I encourage anyone who’s interested in this topic to read Bob’s arguments in great detail. But the one I want to highlight here is:
Because Identity Allocates Risk, society makes rules to make sure Identity is used fairly. Two typical rules are (1) someone who wants to use your information has to tell you what it will be used for (“notice”), and (2) someone who wants to use your information in a way that might create risks for you has to get your permission (“consent”). You have to pay close attention here: the rules don’t say that businesses and other parties can’t create risks for you – all the rules say is that other parties have to tell you when they create risks for you, and they have to get you to agree to the creation of the risks.
These rules create obscurity, because in business, the language of risk is law. The bank makes lots of loans, and therefore it is exposed to lots of risk. Because it’s exposed to lots of risk, the bank is willing to spend some money to protect itself against that risk. It spends that money on people who speak the language of risk – lawyers – and those lawyers write consent agreements that let the business do what it needs to do profitably (in this case, it needs to create risks for you by using your identity information) without breaking the rules.
You probably aren’t a lawyer, so the language in which consent agreements are written is foreign, and confusing, to you. On the other hand, you don’t value your privacy enough to hire your own lawyer each time you encounter a consent disclosure – so you end up doing something (reading a complicated legal agreement which allocates risks between you and the corporation) which you’re not really qualified to do, and it’s confusing and frustrating (Don Davis calls this kind of situation a “compliance defect“).
Bingo! Now, if you haven’t done so already, go here right now and read Phil’s very simple and intuitive description of the purpose of an identity rights agreement.
The two fit together like hand and glove. What identity rights agreements could solve — possibly in a very short period of time — is the problem Bob has labelled obscurity. By establishing a small number of very well-known identity rights agreements — and giving them very simple and highly recognizable visual icons that don’t require a user to read A SINGLE WORD — the use of “obscurity” as a tool to all-but-eliminate the value of consent disappears.

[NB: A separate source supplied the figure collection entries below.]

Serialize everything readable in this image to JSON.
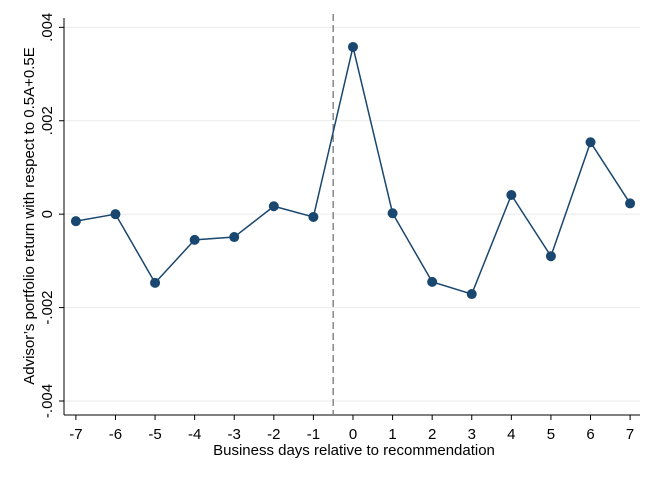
{
  "chart_data": {
    "type": "line",
    "x_label": "Business days relative to recommendation",
    "y_label": "Advisor’s portfolio return with respect to 0.5A+0.5E",
    "x": [
      -7,
      -6,
      -5,
      -4,
      -3,
      -2,
      -1,
      0,
      1,
      2,
      3,
      4,
      5,
      6,
      7
    ],
    "series": [
      {
        "color": "#1a476f",
        "values": [
          -0.00015,
          0,
          -0.00147,
          -0.00055,
          -0.00049,
          0.00017,
          -6e-05,
          0.00358,
          2e-05,
          -0.00145,
          -0.00171,
          0.00041,
          -0.0009,
          0.00154,
          0.00023
        ]
      }
    ],
    "xlim": [
      -7.3,
      7.25
    ],
    "xticks": [
      -7,
      -6,
      -5,
      -4,
      -3,
      -2,
      -1,
      0,
      1,
      2,
      3,
      4,
      5,
      6,
      7
    ],
    "ylim": [
      -0.0043,
      0.0042
    ],
    "yticks": [
      {
        "value": -0.004,
        "label": "-.004"
      },
      {
        "value": -0.002,
        "label": "-.002"
      },
      0,
      {
        "value": 0.002,
        "label": ".002"
      },
      {
        "value": 0.004,
        "label": ".004"
      }
    ],
    "grid": true,
    "reference_line_x": -0.5
  }
}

Why could identity rights agreements catch on so quickly? For the simple reason that sites who want to give users the real power of consent will start to advertise that fact by posting identity rights agreement icons right on the Web form where they collect personal data. Just as millions of Internet users were first exposed to Creative Commons licenses by seeing the icon for a CC license posted on a blog or Web page they were reading, they will be exposed to Identity Commons identity rights agreements icons on Web forms. One click through to see what they mean and I predict the reaction will be, “Wonderful! I hated those indecipherable legal agreements anyway. I’m going to support sites that use these icons to let me know they are being straight with me about the use of my personal data.”

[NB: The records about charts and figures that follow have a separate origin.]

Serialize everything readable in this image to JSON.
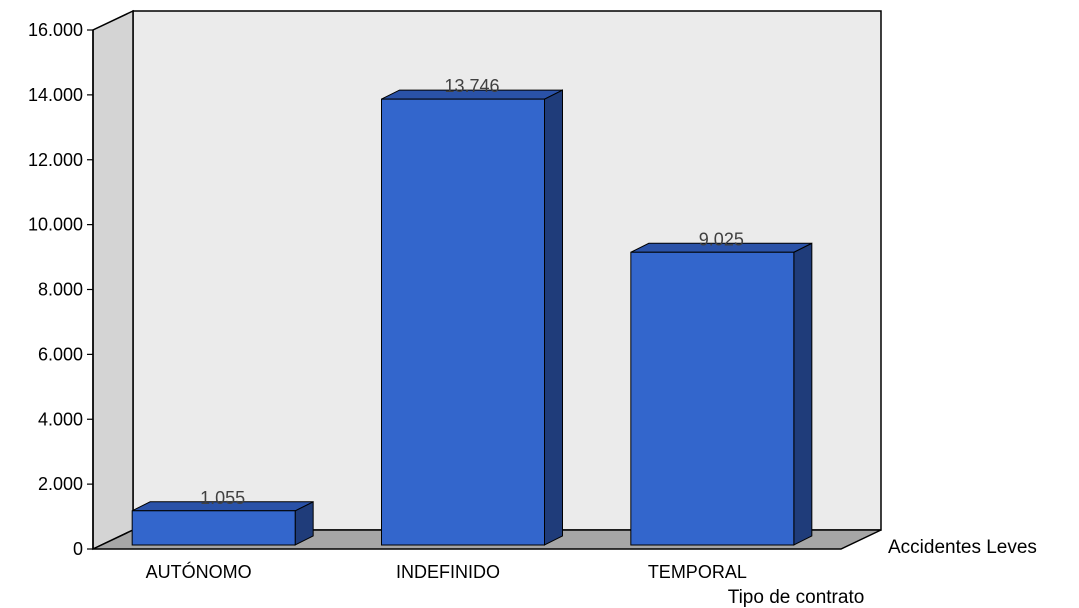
{
  "chart_data": {
    "type": "bar",
    "title": "",
    "xlabel": "Tipo de contrato",
    "ylabel": "",
    "categories": [
      "AUTÓNOMO",
      "INDEFINIDO",
      "TEMPORAL"
    ],
    "series": [
      {
        "name": "Accidentes Leves",
        "values": [
          1055,
          13746,
          9025
        ],
        "value_labels": [
          "1.055",
          "13.746",
          "9.025"
        ],
        "color": "#3366cc"
      }
    ],
    "ylim": [
      0,
      16000
    ],
    "yticks": [
      0,
      2000,
      4000,
      6000,
      8000,
      10000,
      12000,
      14000,
      16000
    ],
    "ytick_labels": [
      "0",
      "2.000",
      "4.000",
      "6.000",
      "8.000",
      "10.000",
      "12.000",
      "14.000",
      "16.000"
    ],
    "grid": false,
    "legend_position": "bottom-right",
    "style": "3d",
    "colors": {
      "bar_front": "#3366cc",
      "bar_side": "#1f3c7a",
      "bar_top": "#2a52a8",
      "back_wall": "#ebebeb",
      "side_wall": "#d4d4d4",
      "floor": "#a6a6a6"
    }
  }
}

And suddenly sites become motivated to choose this simpler and more user-friendly form of consent — possibly leading to one of those rare but real “virtuous cycles” (to use a term I first learned from Bill Washburn) that can infect an entire ecosystem.
That’s why — despite my current 150%-of-my-time focus on establishing fully operational XRI infrastructure — I plan to invest time in supporting the creation of the first operational set of identity rights agreements at the revitalized Identity Commons. I’m challenging the rest of the current and new Identity Commons supporters to do the same — I want us to present the first draft set at the next Internet Identity Workshop in May.